ASSE : Échec de la vente, Jérôme de Bontin contredit Caïazzo

Jérôme de Bontin, représentant de Peak6, lors des négociations avec l'ASSE Publié le 25 septembre 2020 à 15:45

Bernard Caïazzo (co-président de l’ ASSE) et Jérôme de Bontin (représentant de Peak6) se sont jetés la pierre au sujet du dossier de la vente ratée du club ligérien en mai 2018.

ASSE : Caïazzo accuse les intermédiaires de mauvaise foi

L’ASSE a failli être rachetée par des investisseurs américains en 2018, mais les négociations entamées entre le groupe Peak6 Investments LP et les propriétaires du club ligérien ont échoué.
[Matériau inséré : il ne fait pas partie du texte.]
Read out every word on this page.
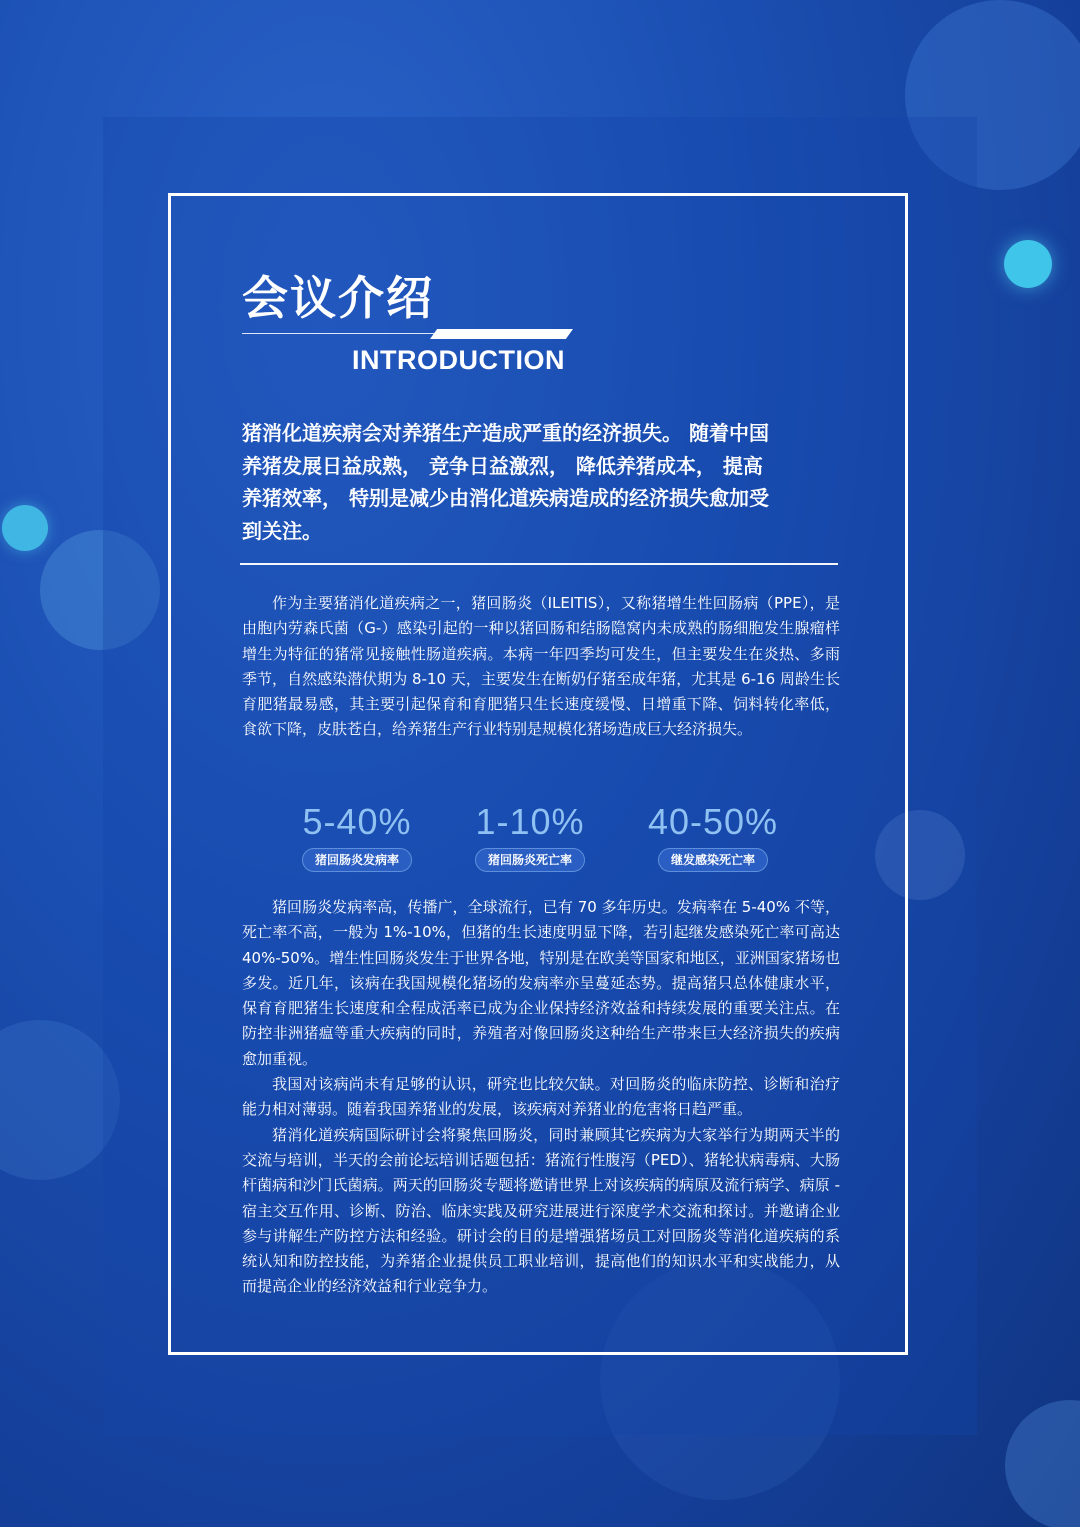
会议介绍
INTRODUCTION

猪消化道疾病会对养猪生产造成严重的经济损失。 随着中国
养猪发展日益成熟， 竞争日益激烈， 降低养猪成本， 提高
养猪效率， 特别是减少由消化道疾病造成的经济损失愈加受
到关注。

作为主要猪消化道疾病之一，猪回肠炎（ILEITIS），又称猪增生性回肠病（PPE），是由胞内劳森氏菌（G-）感染引起的一种以猪回肠和结肠隐窝内未成熟的肠细胞发生腺瘤样增生为特征的猪常见接触性肠道疾病。本病一年四季均可发生，但主要发生在炎热、多雨季节，自然感染潜伏期为 8-10 天，主要发生在断奶仔猪至成年猪，尤其是 6-16 周龄生长育肥猪最易感，其主要引起保育和育肥猪只生长速度缓慢、日增重下降、饲料转化率低，食欲下降，皮肤苍白，给养猪生产行业特别是规模化猪场造成巨大经济损失。

5-40%
猪回肠炎发病率
1-10%
猪回肠炎死亡率
40-50%
继发感染死亡率

猪回肠炎发病率高，传播广，全球流行，已有 70 多年历史。发病率在 5-40% 不等，死亡率不高，一般为 1%-10%，但猪的生长速度明显下降，若引起继发感染死亡率可高达 40%-50%。增生性回肠炎发生于世界各地，特别是在欧美等国家和地区，亚洲国家猪场也多发。近几年，该病在我国规模化猪场的发病率亦呈蔓延态势。提高猪只总体健康水平，保育育肥猪生长速度和全程成活率已成为企业保持经济效益和持续发展的重要关注点。在防控非洲猪瘟等重大疾病的同时，养殖者对像回肠炎这种给生产带来巨大经济损失的疾病愈加重视。

我国对该病尚未有足够的认识，研究也比较欠缺。对回肠炎的临床防控、诊断和治疗能力相对薄弱。随着我国养猪业的发展，该疾病对养猪业的危害将日趋严重。

猪消化道疾病国际研讨会将聚焦回肠炎，同时兼顾其它疾病为大家举行为期两天半的交流与培训，半天的会前论坛培训话题包括：猪流行性腹泻（PED）、猪轮状病毒病、大肠杆菌病和沙门氏菌病。两天的回肠炎专题将邀请世界上对该疾病的病原及流行病学、病原 - 宿主交互作用、诊断、防治、临床实践及研究进展进行深度学术交流和探讨。并邀请企业参与讲解生产防控方法和经验。研讨会的目的是增强猪场员工对回肠炎等消化道疾病的系统认知和防控技能，为养猪企业提供员工职业培训，提高他们的知识水平和实战能力，从而提高企业的经济效益和行业竞争力。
Revenu sur la vente ratée, Bernard Caïazzo (co-propriétaire de l’AS Saint-Étienne) accuse Jérôme de Bontin (porteur du projet américain) de n’avoir pas été transparent lors des négociations exclusives stoppées au bout de 9 jours. « Ils [les intermédiaires, ndlr] disent à l'acheteur qu'avec 50 M€, ils vont gagner la Ligue des champions et au vendeur que les nouveaux propriétaires vont investir 500 M€. Une fois que les deux parties sont d'accord, les acheteurs vont souvent chercher les capitaux qu'ils n'ont pas en réalité au moment de la signature », a dénoncé Bernard Caïazzo dans L'Équipe.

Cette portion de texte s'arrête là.